Similarly, another set of mailers are almost exactly the same as each other. But where one has a picture of a donkey in front of a red, white and blue background and the words “Vote Democratic,” the other has an elephant and the words “Citizens for Good Government.” (I guess they couldn’t bring themselves to use the R word, even though in the fine print it shows that several of the candidates are endorsed by the Republican party.)

I guess they’re trying to cover all their bases, but it seems dishonest to state that the same candidates are supported by both parties (how often does that happen, especially in a fight that involves teachers union money?). Most people would never notice the claims of support from both sides because they only get one party’s mailings. I’m afraid that the false advertising and claims of being all things to all people just make me more cynical and distrustful of all the candidates involved.

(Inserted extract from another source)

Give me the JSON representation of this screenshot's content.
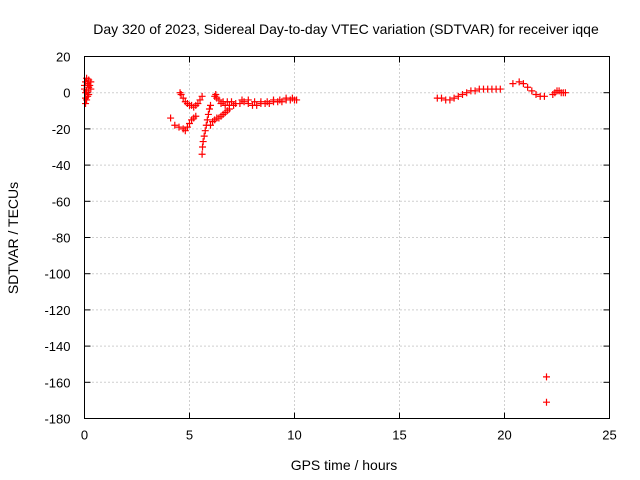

On a more positive note, today is a gorgeous, spectacular day in the upper 80s, and I just wanted to share the sunshine with a picture of some flowers from my front yard.

UPDATE (3/6/07): While the title may appear to be a major grammatical train wreck, I realize that not everyone else is a wannabe geek like me and that I’d better provide context. I’ll admit that I don’t really speak 1337, don’t use Ubuntu and I haven’t read a comic book since Wendy the Good Little Witch. But I hope you’ll forgive me for trying to get in touch with my inner geek from time to time.